Research on the Occurrence State of Methane Molecules in Postmature Marine shales—A Case Analysis of the Lower Silurian Longmaxi Formation Shales of the Upper Yangtze Region in Southern China

The Yangtze region in southern China is endowed with abundant marine shale gas. Methane molecules exist in either adsorption state or free state in postmature marine shales, depending on the components of shales. In this study, the core samples of the selected well in the Lower Silurian Longmaxi Fm. shales from the Sichuan Basin, upper Yangtze region, southern China, were taken as study objects. We carried out TOC content, organic matter maturity, mineral component, and core gas content analyses and isothermal adsorption, FIB-SEM, and FIB-HIM experiments to analyze the occurrence state of methane molecules in postmature marine shales. The conclusions are as follows: most methane molecules exist in the organic matter pores of the postmature marine shales, and only a small amount of them exist in clay mineral pores. The organic matter pores in organic-rich shales are large in number with excellent roundness and are well connected, with large pores covering small ones. Thus, abundant free gas can be stored in the organic matter pores and pore throats, making it possible to densely and continuously adsorb methane molecules with a relatively large adsorption space. The flake-shaped clay minerals have a small number of pores with low roundness. Among the three clay minerals in postmature marine shales of the Longmaxi Fm., the I/S mixed layer offers certain reservoir spaces for adsorbed and free gases and chlorite stores a little adsorbed gas and little free gas, while illite hardly stores the adsorbed gas but contains a little free gas.

Highlights

(1) The organic matter pores in organic-rich shales are well connected and round, presenting a structure where large pores covering small ones. The flake-shaped clay minerals have a small number of pores with low roundness.

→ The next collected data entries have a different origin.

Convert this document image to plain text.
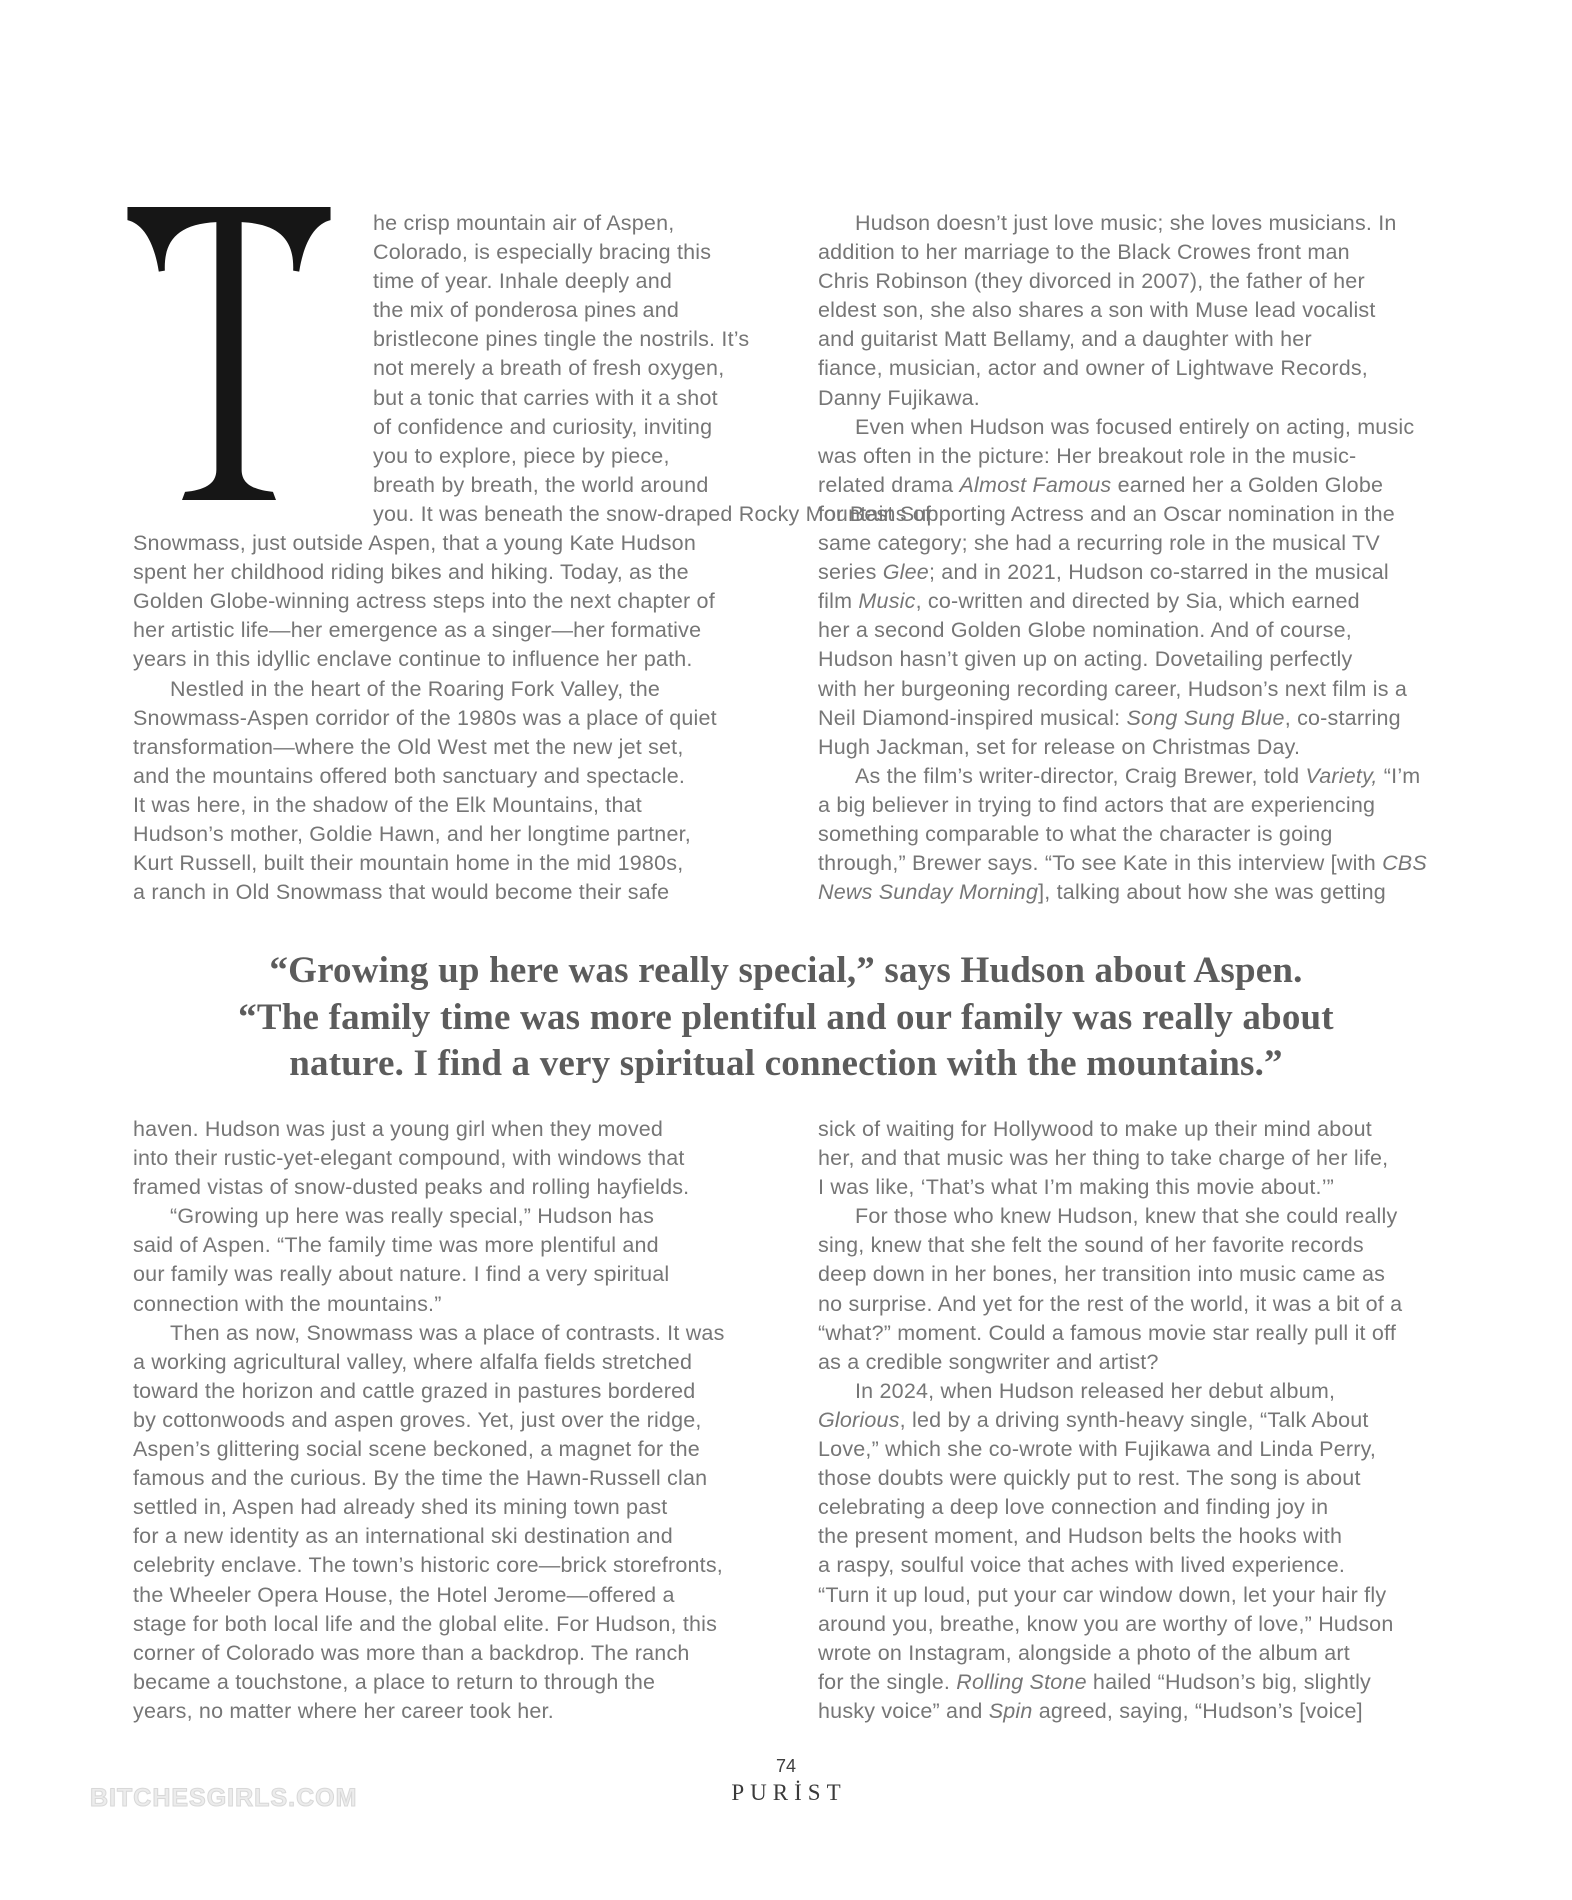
he crisp mountain air of Aspen,
Colorado, is especially bracing this
time of year. Inhale deeply and
the mix of ponderosa pines and
bristlecone pines tingle the nostrils. It’s
not merely a breath of fresh oxygen,
but a tonic that carries with it a shot
of confidence and curiosity, inviting
you to explore, piece by piece,
breath by breath, the world around
you. It was beneath the snow-draped Rocky Mountains of
Snowmass, just outside Aspen, that a young Kate Hudson
spent her childhood riding bikes and hiking. Today, as the
Golden Globe-winning actress steps into the next chapter of
her artistic life—her emergence as a singer—her formative
years in this idyllic enclave continue to influence her path.
Nestled in the heart of the Roaring Fork Valley, the
Snowmass-Aspen corridor of the 1980s was a place of quiet
transformation—where the Old West met the new jet set,
and the mountains offered both sanctuary and spectacle.
It was here, in the shadow of the Elk Mountains, that
Hudson’s mother, Goldie Hawn, and her longtime partner,
Kurt Russell, built their mountain home in the mid 1980s,
a ranch in Old Snowmass that would become their safe
Hudson doesn’t just love music; she loves musicians. In
addition to her marriage to the Black Crowes front man
Chris Robinson (they divorced in 2007), the father of her
eldest son, she also shares a son with Muse lead vocalist
and guitarist Matt Bellamy, and a daughter with her
fiance, musician, actor and owner of Lightwave Records,
Danny Fujikawa.
Even when Hudson was focused entirely on acting, music
was often in the picture: Her breakout role in the music-
related drama Almost Famous earned her a Golden Globe
for Best Supporting Actress and an Oscar nomination in the
same category; she had a recurring role in the musical TV
series Glee; and in 2021, Hudson co-starred in the musical
film Music, co-written and directed by Sia, which earned
her a second Golden Globe nomination. And of course,
Hudson hasn’t given up on acting. Dovetailing perfectly
with her burgeoning recording career, Hudson’s next film is a
Neil Diamond-inspired musical: Song Sung Blue, co-starring
Hugh Jackman, set for release on Christmas Day.
As the film’s writer-director, Craig Brewer, told Variety, “I’m
a big believer in trying to find actors that are experiencing
something comparable to what the character is going
through,” Brewer says. “To see Kate in this interview [with CBS
News Sunday Morning], talking about how she was getting
“Growing up here was really special,” says Hudson about Aspen.
“The family time was more plentiful and our family was really about
nature. I find a very spiritual connection with the mountains.”
haven. Hudson was just a young girl when they moved
into their rustic-yet-elegant compound, with windows that
framed vistas of snow-dusted peaks and rolling hayfields.
“Growing up here was really special,” Hudson has
said of Aspen. “The family time was more plentiful and
our family was really about nature. I find a very spiritual
connection with the mountains.”
Then as now, Snowmass was a place of contrasts. It was
a working agricultural valley, where alfalfa fields stretched
toward the horizon and cattle grazed in pastures bordered
by cottonwoods and aspen groves. Yet, just over the ridge,
Aspen’s glittering social scene beckoned, a magnet for the
famous and the curious. By the time the Hawn-Russell clan
settled in, Aspen had already shed its mining town past
for a new identity as an international ski destination and
celebrity enclave. The town’s historic core—brick storefronts,
the Wheeler Opera House, the Hotel Jerome—offered a
stage for both local life and the global elite. For Hudson, this
corner of Colorado was more than a backdrop. The ranch
became a touchstone, a place to return to through the
years, no matter where her career took her.
sick of waiting for Hollywood to make up their mind about
her, and that music was her thing to take charge of her life,
I was like, ‘That’s what I’m making this movie about.’”
For those who knew Hudson, knew that she could really
sing, knew that she felt the sound of her favorite records
deep down in her bones, her transition into music came as
no surprise. And yet for the rest of the world, it was a bit of a
“what?” moment. Could a famous movie star really pull it off
as a credible songwriter and artist?
In 2024, when Hudson released her debut album,
Glorious, led by a driving synth-heavy single, “Talk About
Love,” which she co-wrote with Fujikawa and Linda Perry,
those doubts were quickly put to rest. The song is about
celebrating a deep love connection and finding joy in
the present moment, and Hudson belts the hooks with
a raspy, soulful voice that aches with lived experience.
“Turn it up loud, put your car window down, let your hair fly
around you, breathe, know you are worthy of love,” Hudson
wrote on Instagram, alongside a photo of the album art
for the single. Rolling Stone hailed “Hudson’s big, slightly
husky voice” and Spin agreed, saying, “Hudson’s [voice]
BITCHESGIRLS.COM
74
PURİST
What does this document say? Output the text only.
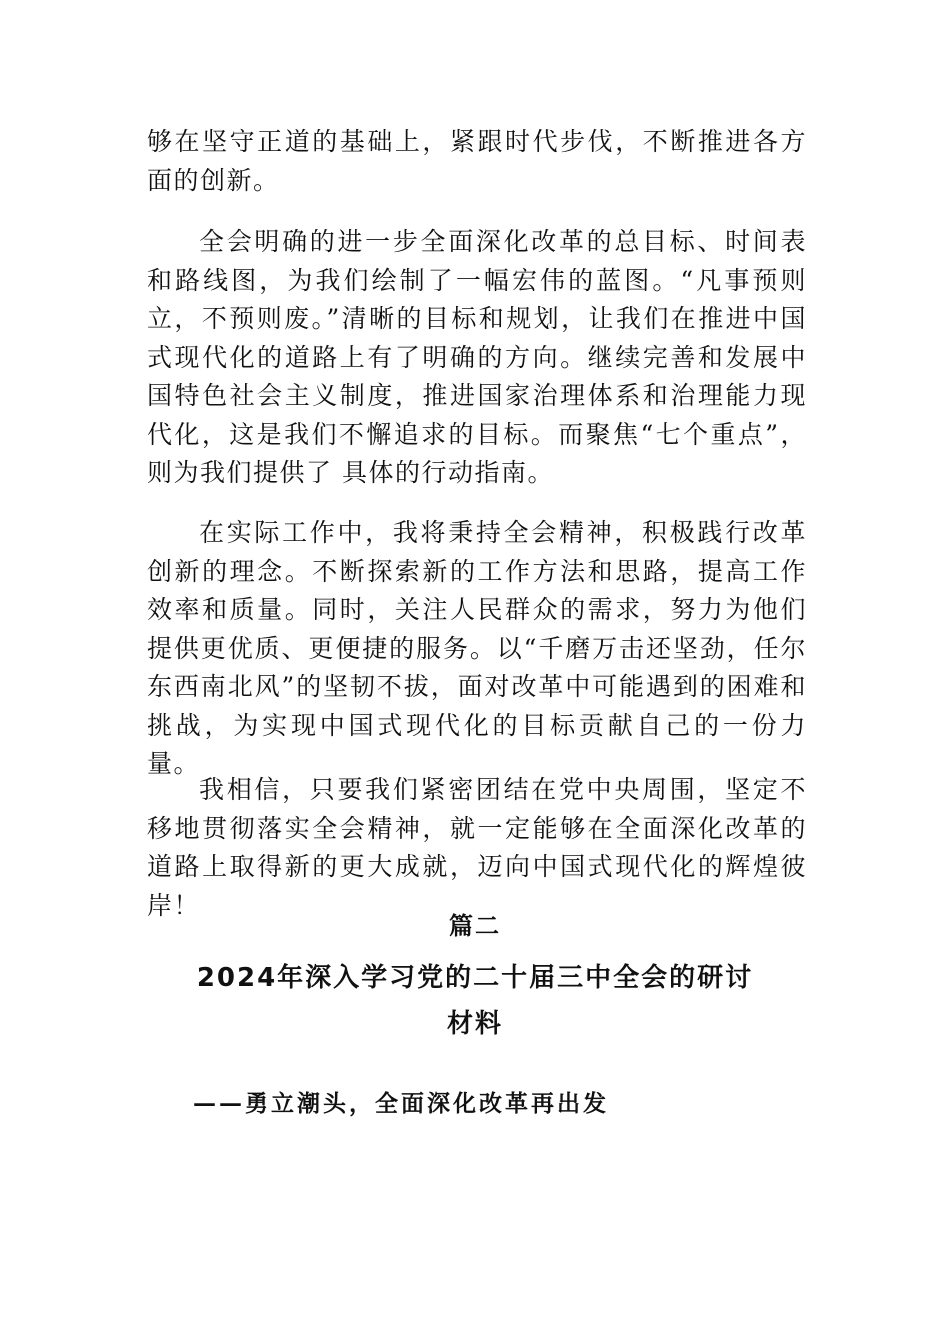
够在坚守正道的基础上，紧跟时代步伐，不断推进各方面的创新。

全会明确的进一步全面深化改革的总目标、时间表和路线图，为我们绘制了一幅宏伟的蓝图。“凡事预则立，不预则废。”清晰的目标和规划，让我们在推进中国式现代化的道路上有了明确的方向。继续完善和发展中国特色社会主义制度，推进国家治理体系和治理能力现代化，这是我们不懈追求的目标。而聚焦“七个重点”，则为我们提供了 具体的行动指南。

在实际工作中，我将秉持全会精神，积极践行改革创新的理念。不断探索新的工作方法和思路，提高工作效率和质量。同时，关注人民群众的需求，努力为他们提供更优质、更便捷的服务。以“千磨万击还坚劲，任尔东西南北风”的坚韧不拔，面对改革中可能遇到的困难和挑战，为实现中国式现代化的目标贡献自己的一份力量。

我相信，只要我们紧密团结在党中央周围，坚定不移地贯彻落实全会精神，就一定能够在全面深化改革的道路上取得新的更大成就，迈向中国式现代化的辉煌彼岸！

篇二

2024年深入学习党的二十届三中全会的研讨材料

——勇立潮头，全面深化改革再出发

(2) Abundant free gas can be stored in the organic matter pores and pore throats, so the pores can continuously adsorb methane molecules with a relatively large adsorption space.

(3) Among the three clay minerals in postmature marine shales of the Longmaxi Fm., the I/S mixed layer offers some reservoir spaces for adsorbed and free gases. Chlorite stores a little adsorbed gas and little free gas, while illite hardly stores the adsorbed gas but contains some free gas.

Introduction

In recent years, thanks to the advancement of unconventional geological theory, horizontal drilling technology, and hydraulic fracturing technology, shale gas exploration has scored a complete success in North America, changing the world energy use structure (Święch et al., 2017). Similar to North America, China has gas-bearing basins with enormous exploration potential in shale gas resources, and the examples include the Sichuan Basin, Ordos Basin, Junggar Basin, Songliao Basin, and Bohai Bay Basin (Wei et al., 2017; Zhang et al., 2019d; Wang, 2019; Avraam et al., 2020; Wang et al., 2020a; Gao et al., 2020). The China National Petroleum Corporation and China Petrochemical Corporation have had several successful explorations in postmature marine shales in the Lower Silurian Longmaxi Fm. and its surroundings. Shale gas fields have been built in southern Sichuan, southeast Sichuan, and north Yunnan and Guizhou, with high yields of shale gas (Dong et al., 2018; Guo et al., 2019; Ma, 2019; Shang Xu et al., 2020; Xu et al., 2020). Shale gas can be divided into free gas and adsorbed gas based on the occurrence state. The former exists in the reservoir space of shales, and the latter is adsorbed onto the inner surface of the organic matter and clay minerals. Meanwhile, the adsorbed gas could transform into free gas at a specific temperature and pressure (Huang and Zhao, 2017; Chen et al., 2019; Guo et al., 2019; Kang et al., 2019; Yu et al., 2022).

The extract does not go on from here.